Atomtransporte: Heiße Ware am Europakai

Cuxhaven könnte zum Umschlagplatz für Brennstäbe aus Sellafield werden. Vielleicht wird die strahlende Fracht aber auch anderswo verladen: Die Auftraggeber suchen offenbar nach Alternativen.

Greenpeace-Demonstranten in Bremerhaven: Auch dort wollte man den Atommüll aus Sellafield nicht haben. Bild: dpa

200 uniformierte Gestalten machten sich in der Nacht zum 17. August am Europakai im Hafen von Cuxhaven zu schaffen - geschützt von niedersächsischen Polizeieinheiten, die das Gelände weiträumig abgesperrt hatten. Am Kai vor Anker lag der englische Frachter "Atlantic Osprey'", ein 80 Meter langes Transportschiff. Eine Woche zuvor, am 10. August hatte es den Hafen im nordenglischen Workington verlassen - von dort pflegt die Plutonium-Fabrik Sellafield seit Jahren radioaktive Brennelemente und Atommüll zu verschiffen. Die "Atlantic Osprey" allerdings war leer in jener Nacht.

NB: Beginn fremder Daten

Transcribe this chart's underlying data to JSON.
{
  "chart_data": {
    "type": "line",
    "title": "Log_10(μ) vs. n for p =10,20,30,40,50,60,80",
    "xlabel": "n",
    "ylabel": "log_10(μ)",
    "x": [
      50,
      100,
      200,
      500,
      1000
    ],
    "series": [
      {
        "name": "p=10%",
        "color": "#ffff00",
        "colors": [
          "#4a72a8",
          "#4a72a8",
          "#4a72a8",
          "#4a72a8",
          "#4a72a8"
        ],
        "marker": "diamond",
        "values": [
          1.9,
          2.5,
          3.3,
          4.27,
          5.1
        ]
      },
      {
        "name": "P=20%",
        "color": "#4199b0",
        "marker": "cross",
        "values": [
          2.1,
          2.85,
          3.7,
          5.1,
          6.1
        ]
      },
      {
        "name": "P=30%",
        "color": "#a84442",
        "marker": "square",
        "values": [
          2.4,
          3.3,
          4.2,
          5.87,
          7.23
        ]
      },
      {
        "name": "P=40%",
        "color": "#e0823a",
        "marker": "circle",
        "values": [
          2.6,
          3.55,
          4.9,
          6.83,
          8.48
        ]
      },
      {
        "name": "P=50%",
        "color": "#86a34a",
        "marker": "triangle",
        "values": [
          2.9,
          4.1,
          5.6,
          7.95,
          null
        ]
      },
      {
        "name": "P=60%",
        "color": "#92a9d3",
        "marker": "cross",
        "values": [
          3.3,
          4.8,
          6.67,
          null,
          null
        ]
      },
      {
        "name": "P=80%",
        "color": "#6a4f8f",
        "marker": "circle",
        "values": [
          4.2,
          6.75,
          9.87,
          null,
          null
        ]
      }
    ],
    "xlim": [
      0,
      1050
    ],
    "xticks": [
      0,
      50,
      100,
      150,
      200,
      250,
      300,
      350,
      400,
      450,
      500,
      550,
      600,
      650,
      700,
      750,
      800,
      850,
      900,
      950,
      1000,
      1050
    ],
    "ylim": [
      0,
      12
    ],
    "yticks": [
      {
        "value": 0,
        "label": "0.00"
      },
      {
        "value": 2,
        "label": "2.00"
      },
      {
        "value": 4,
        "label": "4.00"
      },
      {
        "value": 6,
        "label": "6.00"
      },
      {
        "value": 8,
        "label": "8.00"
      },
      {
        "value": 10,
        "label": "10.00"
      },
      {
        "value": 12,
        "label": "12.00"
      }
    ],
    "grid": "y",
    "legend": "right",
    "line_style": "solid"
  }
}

Wie Niedersachsens Innenminister Uwe Schünemann (CDU) später erklärte, handelte es sich um eine "sogenannte Kalterprobung": der Vorbote eines Transportes von acht Mischoxidbrennelementen (MOX) mit 100 Kilogramm hoch strahlendem Plutonium. Der echte Transport soll im September tatsächlich über Cuxhaven abgewickelt werden. Auftraggeber ist die Gesellschaft für Nuklear-Service, Abnehmer der Energiekonzern Eon. Es wäre der erste Transport dieser Art seit 1996. Damals lief alles über Bremerhaven.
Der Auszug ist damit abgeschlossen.